TARBORO – For weeks in advance, Tarboro built up a 2012 game against Wilson Beddingfield.
Beddingfield had long ruled the Eastern Plains Conference, especially at Tarboro’s expense. Coaching a team he said he wouldn’t coach and playing a team Tarboro couldn’t beat, Leshaun Jenkins found himself in two places he never though he would be. Jenkins, who once told himself he never would coach girls’ soccer, had accepted the task of coaching a dormant Tarboro program, and the Vikings – who were accustomed to winning two games per season – played well enough to have a 2-0 lead in the second half against Beddingfield.
Jenkins had made the simple decision of turning defender Shayla Thorne into a forward earlier in the season, and at that point in the game, the Vikings needed some form of attack to relieve the pressure the Bruins were administering.
Thorne took the ball on the right side and found herself in space. She tore down the right wing and cut to her left foot as a defender nearly made a play on the ball, took one more touch and curled a left-footed shot around the goalkeeper and into the net.
3-0, Vikings. Beddingfield didn’t challenge again.
“I’ll never forget that goal,” Jenkins said. “That goal made our vision of beating Beddingfield a reality right here on our field.”
Jenkins and the Vikings found their elusive win against Beddingfield, and in a broader sense, they also had found a born goal-scorer. Thorne went on to score many important goals in her Tarboro career, and it is no accident that the three most successful years in program history coincided with Thorne’s three years as a striker.
Thorne scored 89 goals in her career, including 61 in the past two years alone. As a junior, she scored more goals by herself than any team in the conference scored total. She averaged more than three goal per game during the past two seasons and helped the Vikings to their first playoffs appearance in 2012, first conference championship in 2013 and first ever playoffs win in 2014.
For her role in the program’s rise, Thorne was selected as the Telegram’s 2014 All-Area Girls’ Soccer Player of the Year.
Thorne initially wasn’t sure what a position change would mean for her, but it didn’t take long for her to learn she was a forward at heart.
“It was a new start, but once I got used to it, I was like, ‘I love this position,’” Thorne said.
The forward position, perhaps more than anything, requires patience and an understanding of the game.
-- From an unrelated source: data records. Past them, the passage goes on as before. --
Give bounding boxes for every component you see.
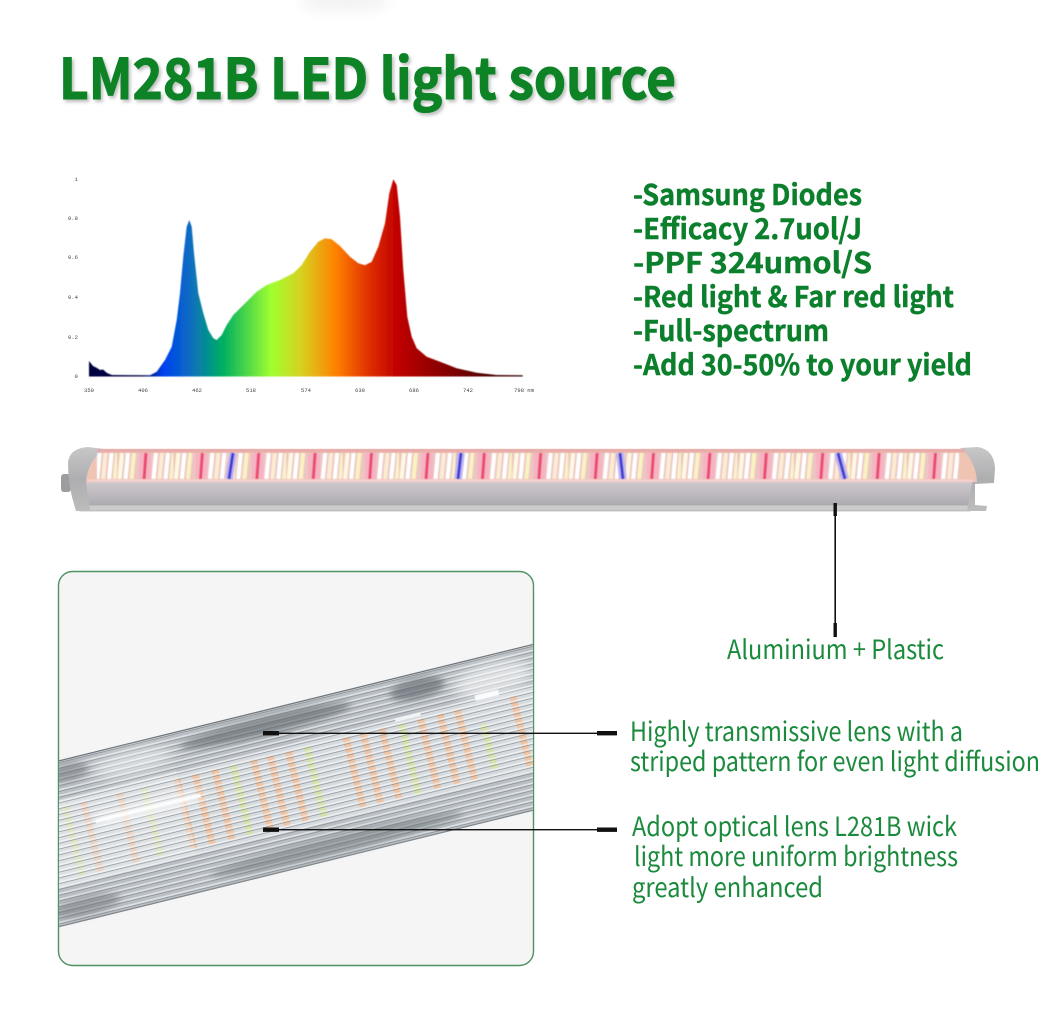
x axis labels: 462 — [192, 387, 202, 394]
x axis labels: 406 — [138, 387, 148, 394]
LED bar lamp — [61, 447, 995, 511]
callout line: optical lens — [263, 828, 617, 832]
panel background — [58, 572, 534, 966]
feature list: -Efficacy 2.7uol/J — [633, 207, 862, 248]
y axis labels: 0 — [74, 373, 78, 380]
text: optical lens description: Adopt optical lens L281B wick — [632, 805, 957, 844]
text: lens stripes description — [630, 710, 1040, 779]
feature list: -Full-spectrum — [633, 309, 829, 350]
title: LM281B LED light source — [59, 35, 676, 116]
feature list — [633, 173, 972, 384]
text: optical lens description — [632, 805, 958, 905]
feature list: -PPF 324umol/S — [633, 241, 872, 282]
x axis labels: 574 — [301, 387, 312, 394]
feature list: -Red light & Far red light — [633, 275, 954, 316]
left end cap — [68, 447, 104, 511]
text: lens stripes description: Highly transmissive lens with a — [630, 710, 963, 749]
lamp body — [85, 480, 975, 505]
x axis labels: 798 nm — [514, 387, 535, 394]
x axis labels: 350 — [84, 387, 94, 394]
y axis labels: 1 — [74, 176, 78, 183]
x axis labels: 686 — [409, 387, 419, 394]
feature list: -Samsung Diodes — [633, 173, 862, 214]
connector — [61, 474, 71, 492]
x axis labels: 742 — [463, 387, 473, 394]
callout line: lamp housing — [834, 503, 837, 637]
label: housing material: Aluminium + Plastic — [727, 628, 944, 667]
x axis labels — [84, 387, 535, 394]
feature list: -Add 30-50% to your yield — [633, 343, 972, 384]
text: optical lens description: light more uniform brightness — [634, 835, 958, 874]
LED strips — [88, 449, 973, 482]
x axis labels: 518 — [246, 387, 256, 394]
y axis labels: 0.6 — [68, 254, 78, 261]
spectrum curve — [89, 179, 523, 376]
y axis labels: 0.2 — [68, 334, 78, 341]
chart: light spectrum — [68, 176, 535, 394]
y axis labels: 0.8 — [68, 215, 78, 222]
lens window — [86, 449, 977, 482]
callout line: lens stripes — [263, 731, 617, 735]
y axis labels — [68, 176, 79, 380]
bottom rail — [80, 505, 970, 511]
y axis labels: 0.4 — [68, 294, 79, 301]
right end cap — [960, 447, 995, 511]
text: optical lens description: greatly enhanced — [632, 866, 823, 905]
background smudge — [300, 0, 390, 12]
panel: lens close-up — [58, 570, 534, 966]
lens photo band — [59, 644, 533, 928]
x axis labels: 630 — [355, 387, 365, 394]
Even as a freshman defender, Jenkins, who wasn’t yet the coach, saw Thorne understood the game’s movement.
He knew a forward when he saw one.
“I remember seeing Shayla as a freshman and thinking, ‘Wow, she’s athletic, she’s really fast,’” Jenkins said. “When I got her as a sophomore, I knew her time as a defender was over.”
The patience part came from home.
Being a striker often requires making 10 or 12 or 20 fruitless runs before seeing a shot attempt. Playing at the top of formation means opposition in every direction, with many chances to have an attack fall apart.
Thorne’s mother, Melanie Sherrod, didn’t know much about the game when she signed up her daughter for soccer, but she saw quickly how it had to be approached.
“Even at age 4, soccer was a strenuous, hard game to play and took a lot out of you,” Sherrod said. “You fall down a lot, but I always told her that if we don’t see blood, we get up. We keep getting up if there’s no blood.”
And when Thorne turned into a proficient goal-scorer, her love of soccer grew.
“I played in middle school, but it was just a game,” Thorne said. “When I got to high school, I started having a passion for it, started loving it and understanding it. It’s such a team game.”
The goals yielded more than wins. Thorne will play for N.C. Wesleyan in college, and Jekins, though he admits bias, said he thinks Thorne will be an All-American for the Bishops.
Whatever happens in her college career, Thorne’s place at Tarboro is secure.
The Vikings’ rise as a women’s soccer program cannot be separated from Shayla Thorne.